WM Technology expects Q1 2026 revenue of $42 million to $44 million and adjusted EBITDA of $5 million to $7 million, but the outlook is tempered by ongoing industry challenges and plans to delist from Nasdaq. Shares trade at $0.35, near the 52-week low of $0.33, and are down 56% year to date. The company also plans to move to OTCQX and deregister its Class A common stock and warrants.

Analysis

MAPS is increasingly behaving like a balance-sheet monetization story rather than a growth compounder. With the equity priced near cash-adjusted distress levels, the market is implicitly saying the OTC migration will shrink liquidity enough to keep a valuation discount in place even if operating results stabilize; that is often a self-fulfilling setup for forced selling by funds with exchange-listing mandates.
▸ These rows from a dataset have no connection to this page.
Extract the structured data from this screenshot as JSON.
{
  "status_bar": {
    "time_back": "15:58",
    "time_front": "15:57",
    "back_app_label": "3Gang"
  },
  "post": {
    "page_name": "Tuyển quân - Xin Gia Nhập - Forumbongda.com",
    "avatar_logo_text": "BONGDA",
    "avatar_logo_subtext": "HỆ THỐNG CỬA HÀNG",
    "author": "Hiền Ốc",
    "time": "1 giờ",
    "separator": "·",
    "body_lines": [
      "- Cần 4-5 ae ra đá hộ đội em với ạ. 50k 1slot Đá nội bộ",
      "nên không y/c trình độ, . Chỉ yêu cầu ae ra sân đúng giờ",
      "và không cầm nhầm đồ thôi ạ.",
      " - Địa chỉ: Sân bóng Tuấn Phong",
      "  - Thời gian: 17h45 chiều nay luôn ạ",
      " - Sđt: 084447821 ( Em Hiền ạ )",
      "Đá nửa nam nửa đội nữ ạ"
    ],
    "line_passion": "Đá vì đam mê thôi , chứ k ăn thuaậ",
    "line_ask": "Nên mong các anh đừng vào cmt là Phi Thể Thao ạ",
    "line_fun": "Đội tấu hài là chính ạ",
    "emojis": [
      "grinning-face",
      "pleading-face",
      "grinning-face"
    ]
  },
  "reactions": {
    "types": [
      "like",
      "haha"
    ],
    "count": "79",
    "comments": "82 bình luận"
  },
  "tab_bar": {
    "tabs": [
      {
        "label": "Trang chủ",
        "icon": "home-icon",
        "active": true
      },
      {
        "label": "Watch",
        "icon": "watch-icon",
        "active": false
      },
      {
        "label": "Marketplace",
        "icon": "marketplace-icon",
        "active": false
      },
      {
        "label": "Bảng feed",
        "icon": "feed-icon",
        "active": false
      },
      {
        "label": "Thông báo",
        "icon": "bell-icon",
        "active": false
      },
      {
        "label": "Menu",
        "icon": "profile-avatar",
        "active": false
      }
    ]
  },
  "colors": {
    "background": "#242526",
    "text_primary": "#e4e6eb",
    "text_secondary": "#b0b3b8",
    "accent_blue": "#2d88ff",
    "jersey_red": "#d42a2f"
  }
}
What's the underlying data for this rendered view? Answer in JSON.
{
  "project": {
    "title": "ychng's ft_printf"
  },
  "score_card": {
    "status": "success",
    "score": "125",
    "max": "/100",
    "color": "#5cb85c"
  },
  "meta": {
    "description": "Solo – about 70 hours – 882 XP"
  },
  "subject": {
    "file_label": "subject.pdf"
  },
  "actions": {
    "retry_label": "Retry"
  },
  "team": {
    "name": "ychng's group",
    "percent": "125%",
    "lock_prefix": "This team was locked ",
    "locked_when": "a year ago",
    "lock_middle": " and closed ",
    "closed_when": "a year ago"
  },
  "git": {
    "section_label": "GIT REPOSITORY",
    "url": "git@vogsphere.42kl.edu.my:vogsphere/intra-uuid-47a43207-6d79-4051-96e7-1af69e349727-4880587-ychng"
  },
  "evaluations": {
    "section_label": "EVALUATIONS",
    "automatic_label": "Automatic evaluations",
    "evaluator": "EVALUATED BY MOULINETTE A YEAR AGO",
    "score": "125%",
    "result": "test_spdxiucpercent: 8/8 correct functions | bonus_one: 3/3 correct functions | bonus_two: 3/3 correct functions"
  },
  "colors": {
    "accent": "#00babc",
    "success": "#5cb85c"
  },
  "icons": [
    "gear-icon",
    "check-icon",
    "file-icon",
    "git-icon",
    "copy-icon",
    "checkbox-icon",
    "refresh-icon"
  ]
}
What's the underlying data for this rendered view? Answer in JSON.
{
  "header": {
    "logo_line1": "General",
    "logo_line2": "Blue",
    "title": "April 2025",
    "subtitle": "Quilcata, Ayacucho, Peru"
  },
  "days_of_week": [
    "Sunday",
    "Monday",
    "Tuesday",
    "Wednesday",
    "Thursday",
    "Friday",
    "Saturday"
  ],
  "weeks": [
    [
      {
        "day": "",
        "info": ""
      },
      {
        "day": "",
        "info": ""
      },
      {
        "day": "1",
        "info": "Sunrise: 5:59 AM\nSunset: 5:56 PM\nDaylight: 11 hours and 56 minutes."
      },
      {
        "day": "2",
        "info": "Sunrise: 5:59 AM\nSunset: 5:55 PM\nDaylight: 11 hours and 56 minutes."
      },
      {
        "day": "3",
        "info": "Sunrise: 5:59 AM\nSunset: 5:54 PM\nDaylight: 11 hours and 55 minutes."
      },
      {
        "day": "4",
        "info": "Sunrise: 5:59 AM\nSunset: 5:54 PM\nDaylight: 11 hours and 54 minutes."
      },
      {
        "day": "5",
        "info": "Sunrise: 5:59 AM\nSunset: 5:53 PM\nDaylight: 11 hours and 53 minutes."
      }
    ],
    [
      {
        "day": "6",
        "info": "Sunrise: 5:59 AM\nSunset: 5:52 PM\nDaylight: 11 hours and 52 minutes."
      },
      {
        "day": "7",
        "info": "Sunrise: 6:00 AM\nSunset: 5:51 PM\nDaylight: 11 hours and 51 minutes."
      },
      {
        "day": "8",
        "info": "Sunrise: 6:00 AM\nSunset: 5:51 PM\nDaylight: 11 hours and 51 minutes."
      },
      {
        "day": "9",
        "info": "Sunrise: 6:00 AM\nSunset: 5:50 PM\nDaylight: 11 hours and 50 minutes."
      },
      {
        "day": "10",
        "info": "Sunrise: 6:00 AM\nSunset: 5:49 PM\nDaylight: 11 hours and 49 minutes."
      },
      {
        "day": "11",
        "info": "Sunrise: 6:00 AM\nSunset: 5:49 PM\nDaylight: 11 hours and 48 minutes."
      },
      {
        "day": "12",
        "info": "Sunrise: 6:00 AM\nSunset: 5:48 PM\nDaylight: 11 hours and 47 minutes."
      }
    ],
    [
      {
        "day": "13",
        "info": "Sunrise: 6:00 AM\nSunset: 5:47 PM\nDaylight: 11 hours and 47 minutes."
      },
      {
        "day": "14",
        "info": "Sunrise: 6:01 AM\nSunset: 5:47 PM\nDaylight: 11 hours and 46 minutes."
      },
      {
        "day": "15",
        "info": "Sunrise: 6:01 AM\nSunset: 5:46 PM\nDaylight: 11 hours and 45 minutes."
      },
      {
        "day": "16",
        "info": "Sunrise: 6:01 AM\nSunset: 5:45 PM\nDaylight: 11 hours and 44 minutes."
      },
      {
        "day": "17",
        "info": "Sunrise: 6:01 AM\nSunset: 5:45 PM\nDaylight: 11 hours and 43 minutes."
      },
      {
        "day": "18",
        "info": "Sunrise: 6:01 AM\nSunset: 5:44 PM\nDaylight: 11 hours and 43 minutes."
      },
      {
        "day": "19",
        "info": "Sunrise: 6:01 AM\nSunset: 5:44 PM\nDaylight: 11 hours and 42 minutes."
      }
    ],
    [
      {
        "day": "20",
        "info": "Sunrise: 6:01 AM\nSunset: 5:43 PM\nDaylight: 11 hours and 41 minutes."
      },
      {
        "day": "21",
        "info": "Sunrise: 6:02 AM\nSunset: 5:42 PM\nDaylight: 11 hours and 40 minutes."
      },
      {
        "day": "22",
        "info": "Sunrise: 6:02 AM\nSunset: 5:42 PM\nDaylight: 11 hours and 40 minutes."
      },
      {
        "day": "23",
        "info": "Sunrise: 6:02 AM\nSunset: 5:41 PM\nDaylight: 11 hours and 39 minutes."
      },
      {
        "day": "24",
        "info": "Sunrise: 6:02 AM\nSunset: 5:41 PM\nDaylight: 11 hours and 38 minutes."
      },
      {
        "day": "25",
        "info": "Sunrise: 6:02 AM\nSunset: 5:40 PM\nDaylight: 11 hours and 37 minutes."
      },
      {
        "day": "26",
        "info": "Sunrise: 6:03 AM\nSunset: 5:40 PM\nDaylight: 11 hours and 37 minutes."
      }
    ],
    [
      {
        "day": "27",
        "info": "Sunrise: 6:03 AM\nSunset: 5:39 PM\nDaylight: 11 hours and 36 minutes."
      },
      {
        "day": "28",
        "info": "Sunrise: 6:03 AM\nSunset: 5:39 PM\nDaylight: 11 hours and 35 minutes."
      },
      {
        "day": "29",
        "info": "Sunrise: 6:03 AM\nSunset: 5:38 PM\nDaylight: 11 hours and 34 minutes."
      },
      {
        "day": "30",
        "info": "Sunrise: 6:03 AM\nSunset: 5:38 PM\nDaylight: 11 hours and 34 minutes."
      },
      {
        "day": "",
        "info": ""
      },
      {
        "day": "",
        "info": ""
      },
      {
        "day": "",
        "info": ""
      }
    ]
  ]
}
The key second-order effect is that the delisting may widen the gap between enterprise value and net cash, but only for investors who can tolerate stale pricing, sparse borrow, and poor exit liquidity. The bigger competitive implication is not MAPS-specific: a retreat from public-market visibility by a category leader is a signaling event for the broader cannabis tech stack. Vendors tied to state-legal operators may see slower procurement cycles because customers infer continued regulatory stagnation, while private competitors can quietly take share without the burden of quarterly scrutiny. If management is right that major regulatory change is the only real growth catalyst, then the base case is a long duration value trap where cash burns down slowly while the addressable market remains structurally capped. Near term, the obvious catalyst is the upcoming full quarter print plus the mechanics of the Nasdaq exit; over the next 2-6 weeks, headline risk is skewed to downside if guidance comes in even modestly softer or if OTC liquidity proves thinner than expected. The contrarian angle is that the equity may be too cheap versus cash and gross margin, but that only matters if investors can actually realize the discount before another operational or governance disappointment. In other words, this is less a fundamentals bullish setup than an optionality trade on either a clean asset sale, a regulatory surprise, or a forced valuation re-rating after the listing overhang clears.